Divers/Cité (5): Mylène Farmer, Madonna, Cher... Mado dégomme les divas gays
EN DIRECT DE DIVERS/CITÉ. Mado, la plus célèbre des drag queens de Montréal, «rend hommage, ou plutôt dommage, aux divas gays» au cours de son spectacle. Le récit comme si vous y étiez.
De notre reporter à Montréal
«Fuck you, stupid Harper !» Applaudissements nourris. «Oui, j'envoie chier le gouvernement conservateur de c'pays.» Le ton est donné. Comme à son habitude, Mado, la plus célèbre des drag queens de Montréal («et du monde», dit-elle), ne va pas mâcher ses mots. Mado, elle est comme ça, le verbe décapant, l'humour tranchant, la langue bien pendue. Sa cible dans ce show ? Les chanteuses que les gays vénèrent contre vents et marées. «Ce soir, c'est un gros karaoké fif [pédé] !», balance la diva aux jambes de star hollywoodienne. Avant d'ajouter : «On va chanter des tounes [chansons] gays que même les filles à tapette connaissent». Apparemment, Mado a raison : toutes les filles du cabaret hurlent de plaisir.
De Dalida aux Spice Girls
«La Guerre des bitches», le nom du spectacle qu'elle a préparé pour le festival Divers/Cité, peut commencer. Meringue sur la tête, tenue kitsch, micro en diamants, Mado entonne le queerissime «Strong enough» de Cher, «pour les moumounes [pédé] de 50 ans». Aïe ! Puis elle entame une série de chansons dont elle a revisité les paroles. Des chansons de la plus célèbre des Québécoises qui à ses débuts était déjà «young and ugly, et avait deux ostie de canines de vampire». Vous avez deviné ? Oui, Céline Dion est un de ses souffre-douleur préférés. Et elle enchaîne : les Spice Girls («J'vais fucker les paroles, c'est sûr!»), Kylie Minogue («la plus drag queen des chanteuses, mon idole»), Madonna («J'aime pas Madonna»), Britney («Quand les paroles sont niaiseuses, j'arrive pas à les apprendre»), Mylène Farmer («la Madonna de France»), Dalida, France Gall, Desireless et son «Voyage, voyage», «ma chanson quétaine [ringarde] préférée des années 80»...

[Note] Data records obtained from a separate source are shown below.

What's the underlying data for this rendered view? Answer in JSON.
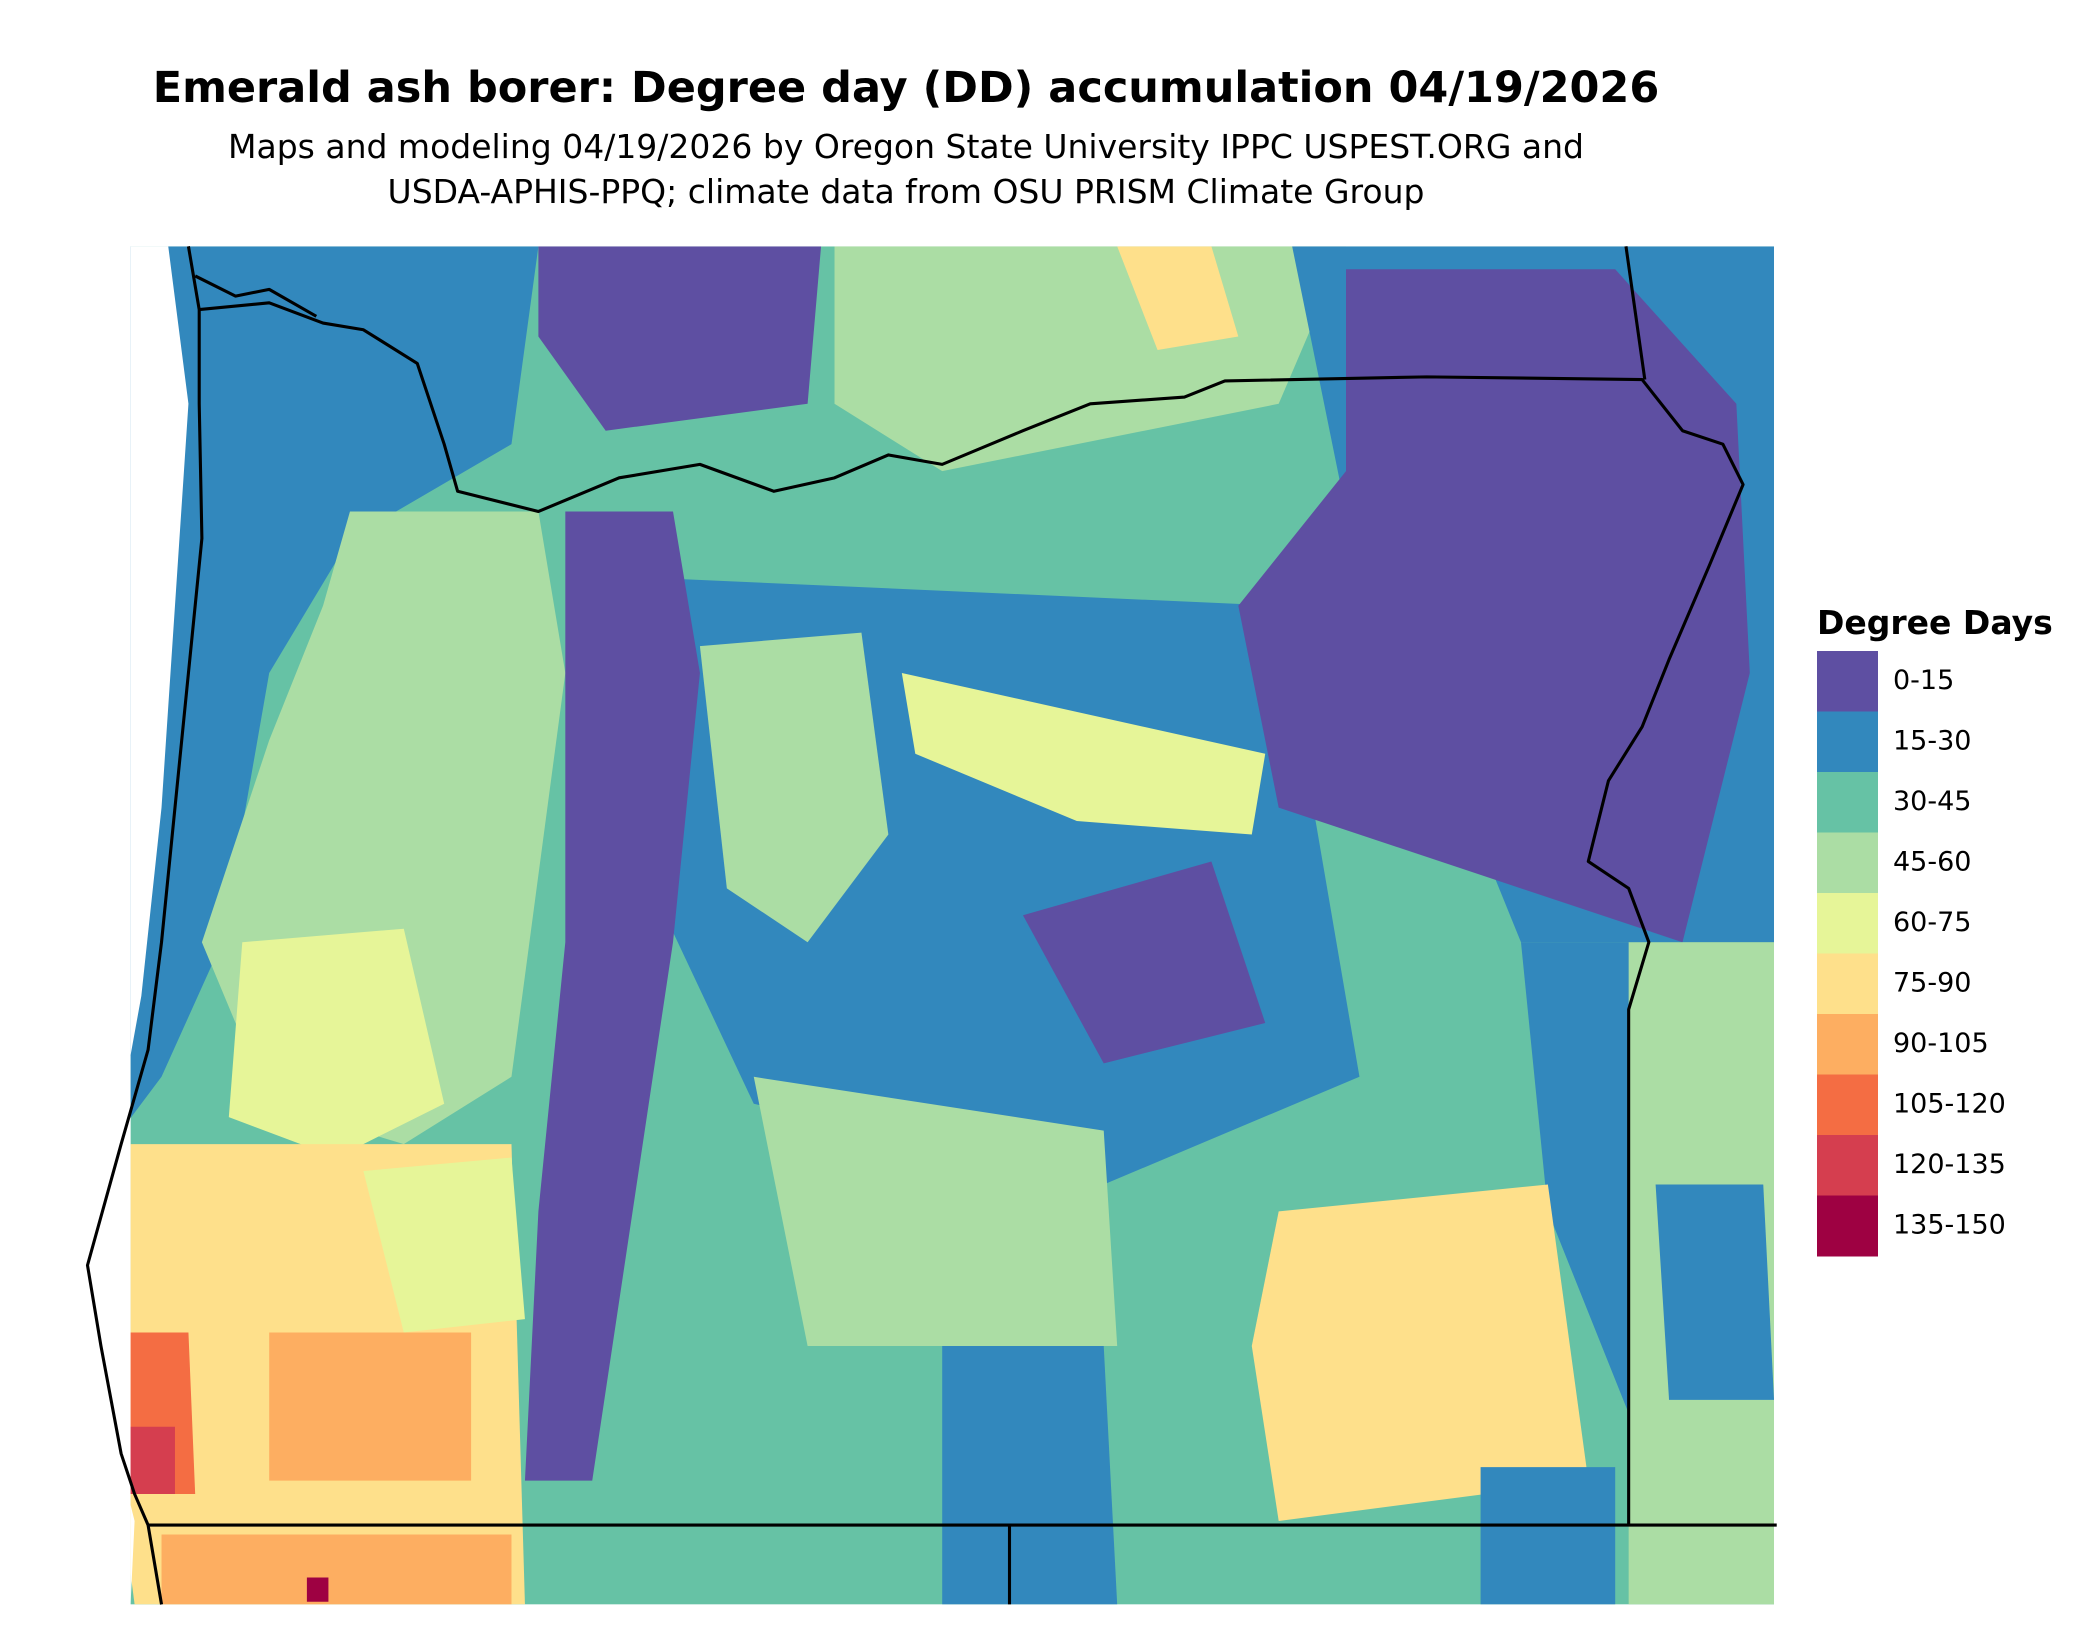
{
  "header": {
    "title": "Emerald ash borer: Degree day (DD) accumulation 04/19/2026",
    "subtitle_lines": [
      "Maps and modeling 04/19/2026 by Oregon State University IPPC USPEST.ORG and",
      "USDA-APHIS-PPQ; climate data from OSU PRISM Climate Group"
    ]
  },
  "legend": {
    "title": "Degree Days",
    "items": [
      {
        "label": "0-15",
        "color": "#5e4fa2"
      },
      {
        "label": "15-30",
        "color": "#3288bd"
      },
      {
        "label": "30-45",
        "color": "#66c2a5"
      },
      {
        "label": "45-60",
        "color": "#abdda4"
      },
      {
        "label": "60-75",
        "color": "#e6f598"
      },
      {
        "label": "75-90",
        "color": "#fee08b"
      },
      {
        "label": "90-105",
        "color": "#fdae61"
      },
      {
        "label": "105-120",
        "color": "#f46d43"
      },
      {
        "label": "120-135",
        "color": "#d53e4f"
      },
      {
        "label": "135-150",
        "color": "#9e0142"
      }
    ]
  }
}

Bon, soyons honnête : Mado n'est pas une grande chanteuse. Elle le dit elle-même, d'ailleurs. Son public vient plutôt chercher une pique assassine, une vacherie bien balancée, des allusions graveleuses («Je suis une vrai salope qui aime se faire fourrer» ou «Machez bien avant d'avaler, ça élimine les grumeaux»). Alors, au diable le son baloche et les fausses notes ! Tout le monde chante, tout le monde s'égosille. On est là pour rire.
«Maudits Français!»
Et ça marche : le cabaret Mado ne désemplit pas. Car dans le Village, Mado est une véritable institution. Elle trône depuis sept ans sur Sainte-Catherine Est, le cœur du quartier LGBT de Montréal. Entre Le Campus, une boîte de strip-tease homo, et Le Centre du rasoir, impossible de la rater. Les hétéros viennent s'encanailler, les touristes anglophones accourent, les Français aussi, même s'ils ne comprennent pas toujours les jeux de mots ou la chute d'histoires qui font pisser de rire le public. D'ailleurs, les («maudits !») Français en prennent largement pour leur grade entre deux tubes de divas. Qui aime bien, châtie bien.
Au menu, le vendredi 31 juillet:
Arrivée du rallye à bicyclette «Friends for life» au parc Emilie-Gamelin, à 16h30. Les fonds recueillis par cette randonnée de 600 km entre Toronto et Montréal viennent en aide aux hommes, femmes et enfants qui vivent avec le VIH.
New Society, avec Infected Mushroom, DJ Insomnia et DJ Wizz, sur la scène Loto-Québec, parc Emilie-Gamelin. A 17h30 ; entrée libre.
Nuit trance, avec Infected Mushroom, DJ Clown et Nick Pilon, au théâtre Telus, 1280, rue Saint-Denis. A minuit ; 45 dollars canadiens (30 euros).